O centro estendido do PT também trouxe dificuldades para o campo progressista. A mais óbvia transparece na acusação de reacionarismo a qualquer opinião divergente, autônoma em relação à cadeia de comando dos líderes do centro-baleia, a começar pelas palavras de ordem do Partido dos Trabalhadores. Embutida na interdição esconde-se menor probabilidade de que deficiências reais de governança sejam proclamadas por aliados. Avanços sociais estão conectados a manifestações de inconformismo, sem automática identificação com a oposição do momento. Durante os governos Vargas e JK sucederam-se greves e passeatas a favor de políticas nacionalistas e de críticas a medidas específicas. As manifestações não atendiam a nenhuma convocação da direita, do tipo “Vem prá rua você também”, que atualmente apavora a esquerda e o governo. O governo opera com déficit de crítica consistente.

Reflexo do ambiente intoxicado, o sindicalismo operário emudeceu. Limitado a manifestos plenos de estereótipos, copia a genérica pauta direitista – ensino público de qualidade (nunca haverá suficiente, o conhecimento progride), saúde pública, transporte, moradia, segurança. Eligibilidade para os analfabetos, que é bom, nada; participação dos trabalhadores na administração das grandes corporações, nem pensar. Não mais do que dois exemplos de uma pauta latente, ausente da cogitação sindical. Os sindicatos não se recuperaram do choque de haver perdido o controle das ruas. Reescrever ideologicamente a história de junho de 2013 não garante a recuperação de iniciativa crível, seja por decreto, seja por currículo de glórias passadas.

Outra conseqüência da consolidação do centro expandido foi a instauração de um vazio institucional à esquerda, vicariamente ocupada por aglomerado de grupos heterogêneos. A coalizão parlamentar do governo tornou irrelevante o apoio da centro-esquerda. Sem considerar o PMDB, cuja análise não é simples, a coalizão do PT tem como coligados numéricos o PP/PROS, o PSD, o PR/PTdoB/ PRP, seguidos, até recentemente, pelo PSB, em parte pelo PDT e pelo PCdoB. O total de cadeiras deste último grupo (PSB, PDT e PCdoB) não ultrapassava 56 lugares. Só o PP, o PR e o PROS detêm um conjunto de 89 cadeiras na Câmara dos Deputados. A cooperação costurada entre os partidos deixou o PT a vários passos de distância de seu parceiro ideológico adjacente, o PSB (24 cadeiras). O rumo do governo é vigiado pelo núcleo duro da centro-direita. Independente dos motivos do governador Eduardo Campos, cujas alianças provocam resistências entre os socialistas, a saída do PSB do governo só surpreende pelo tempo que demorou a acontecer. Para um partido que busca crescer nas eleições proporcionais pela via ideológica da centro-esquerda, talvez a oportunidade tenha sido perdida. A tentativa de enfiar uma cunha entre o centro expandido do PT e o PSDB sofre das dificuldades diante da coalizão no poder e da incoerência ao aceitar o direitismo do Rede como segundo em comando (e há quem duvide que o Rede seja mesmo o segundo em comando) além das oscilações na conduta do candidato Eduardo Campos.

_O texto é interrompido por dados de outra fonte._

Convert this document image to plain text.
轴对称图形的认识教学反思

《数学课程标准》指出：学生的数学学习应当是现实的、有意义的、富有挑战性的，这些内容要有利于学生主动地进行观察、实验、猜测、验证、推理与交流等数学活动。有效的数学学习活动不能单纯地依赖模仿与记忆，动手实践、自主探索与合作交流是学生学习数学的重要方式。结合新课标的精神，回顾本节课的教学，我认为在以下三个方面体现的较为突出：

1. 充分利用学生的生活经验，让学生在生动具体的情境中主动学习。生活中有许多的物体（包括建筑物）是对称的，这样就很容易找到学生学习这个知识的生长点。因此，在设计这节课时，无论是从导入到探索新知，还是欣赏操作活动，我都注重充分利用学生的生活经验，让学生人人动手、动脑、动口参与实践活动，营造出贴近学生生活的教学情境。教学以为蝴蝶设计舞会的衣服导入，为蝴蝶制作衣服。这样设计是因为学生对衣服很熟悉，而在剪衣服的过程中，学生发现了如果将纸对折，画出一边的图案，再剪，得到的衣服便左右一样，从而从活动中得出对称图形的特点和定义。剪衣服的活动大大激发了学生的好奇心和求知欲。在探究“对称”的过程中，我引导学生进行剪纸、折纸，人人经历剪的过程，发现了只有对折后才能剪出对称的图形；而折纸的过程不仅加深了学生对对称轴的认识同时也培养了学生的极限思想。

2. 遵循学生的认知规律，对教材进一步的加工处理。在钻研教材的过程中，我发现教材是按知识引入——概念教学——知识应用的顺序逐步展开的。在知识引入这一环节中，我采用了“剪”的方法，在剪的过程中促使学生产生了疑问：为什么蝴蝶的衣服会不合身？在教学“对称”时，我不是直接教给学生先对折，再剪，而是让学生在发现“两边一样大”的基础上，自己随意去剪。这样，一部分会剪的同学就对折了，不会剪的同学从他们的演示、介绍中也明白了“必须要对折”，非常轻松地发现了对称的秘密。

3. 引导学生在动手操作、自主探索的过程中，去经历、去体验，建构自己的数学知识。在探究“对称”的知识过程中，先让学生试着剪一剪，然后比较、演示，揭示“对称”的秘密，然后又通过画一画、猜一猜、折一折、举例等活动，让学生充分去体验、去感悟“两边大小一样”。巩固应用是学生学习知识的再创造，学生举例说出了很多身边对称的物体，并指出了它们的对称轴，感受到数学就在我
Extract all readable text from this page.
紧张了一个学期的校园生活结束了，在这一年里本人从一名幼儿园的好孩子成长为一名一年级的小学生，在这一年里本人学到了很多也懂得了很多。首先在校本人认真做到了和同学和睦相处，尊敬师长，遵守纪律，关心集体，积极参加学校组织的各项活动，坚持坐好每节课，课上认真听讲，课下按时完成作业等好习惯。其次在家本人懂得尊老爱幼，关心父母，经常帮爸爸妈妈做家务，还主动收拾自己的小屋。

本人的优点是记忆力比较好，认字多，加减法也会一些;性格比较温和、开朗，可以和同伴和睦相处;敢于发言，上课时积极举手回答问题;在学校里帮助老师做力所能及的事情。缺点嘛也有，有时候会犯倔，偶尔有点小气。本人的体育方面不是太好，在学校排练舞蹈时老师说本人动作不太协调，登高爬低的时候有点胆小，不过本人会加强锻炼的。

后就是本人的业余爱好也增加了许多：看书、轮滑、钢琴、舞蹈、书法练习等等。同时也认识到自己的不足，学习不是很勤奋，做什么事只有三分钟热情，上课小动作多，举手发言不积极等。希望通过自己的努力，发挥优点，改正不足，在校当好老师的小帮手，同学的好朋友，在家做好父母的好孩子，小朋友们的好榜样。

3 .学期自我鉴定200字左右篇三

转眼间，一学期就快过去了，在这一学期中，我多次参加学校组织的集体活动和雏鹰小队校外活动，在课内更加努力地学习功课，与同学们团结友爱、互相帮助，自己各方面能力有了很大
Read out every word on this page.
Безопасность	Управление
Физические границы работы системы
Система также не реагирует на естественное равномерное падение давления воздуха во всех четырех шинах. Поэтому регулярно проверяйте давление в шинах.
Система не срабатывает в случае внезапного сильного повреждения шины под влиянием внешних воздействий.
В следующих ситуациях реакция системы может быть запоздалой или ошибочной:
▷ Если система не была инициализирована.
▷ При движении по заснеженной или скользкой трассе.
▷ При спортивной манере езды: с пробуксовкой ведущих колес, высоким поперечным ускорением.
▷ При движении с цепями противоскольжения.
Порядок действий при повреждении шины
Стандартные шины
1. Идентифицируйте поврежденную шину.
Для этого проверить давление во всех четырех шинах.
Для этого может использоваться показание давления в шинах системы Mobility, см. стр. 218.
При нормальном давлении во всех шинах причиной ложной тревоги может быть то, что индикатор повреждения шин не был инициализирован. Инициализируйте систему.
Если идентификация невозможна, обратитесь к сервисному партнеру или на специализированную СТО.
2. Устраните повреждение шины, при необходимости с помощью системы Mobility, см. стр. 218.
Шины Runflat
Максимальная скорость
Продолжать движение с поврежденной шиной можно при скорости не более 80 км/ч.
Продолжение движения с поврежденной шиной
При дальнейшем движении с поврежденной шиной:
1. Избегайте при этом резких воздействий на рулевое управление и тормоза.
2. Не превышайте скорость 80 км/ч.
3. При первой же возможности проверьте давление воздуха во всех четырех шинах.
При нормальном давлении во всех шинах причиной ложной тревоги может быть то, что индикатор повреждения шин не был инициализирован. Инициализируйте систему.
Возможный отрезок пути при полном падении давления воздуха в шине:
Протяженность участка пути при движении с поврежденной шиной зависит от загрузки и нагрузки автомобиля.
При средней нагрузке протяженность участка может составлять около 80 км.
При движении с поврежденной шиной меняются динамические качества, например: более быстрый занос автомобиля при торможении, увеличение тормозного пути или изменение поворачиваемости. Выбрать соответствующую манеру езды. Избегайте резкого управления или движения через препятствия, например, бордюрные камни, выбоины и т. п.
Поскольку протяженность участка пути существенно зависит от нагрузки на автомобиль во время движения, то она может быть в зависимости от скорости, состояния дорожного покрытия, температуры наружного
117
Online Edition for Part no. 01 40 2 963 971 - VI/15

O vazio à esquerda tem sido ocupado por grupos inconformados com o estado do mundo, em geral. Desde logo, esse burburinho nada tem a ver com os “precariados” de Guy Standing (The Precariat – London, Bloomsbury, 2011), tese recém importada. Ao contrário de desempregados, trabalhadores temporários, classe média empobrecida e com miséria à vista, os manifestantes de junho de 2013 eram na maioria jovens de classe média ou empregados com salários acima de 2 salários mínimos (30,3% deles em 20 de junho de 2013, no Rio de Janeiro, segundo a Plus Marketing consultoria) e segmentos em processo de ascensão social. Outras pesquisas registraram o nível superior de estudos de expressivo número de participantes. Economicamente, o elevado custo do meio utilizado para a mobilização – as redes sociais eletrônicas – exclui os presumidos “precariados” da freqüência a participações. Vale registrar que, ao contrário da Europa, à intensidade das manifestações seguiu-se a rapidez de sua dissolução em números de manifestações, de participantes e de cidades contagiadas.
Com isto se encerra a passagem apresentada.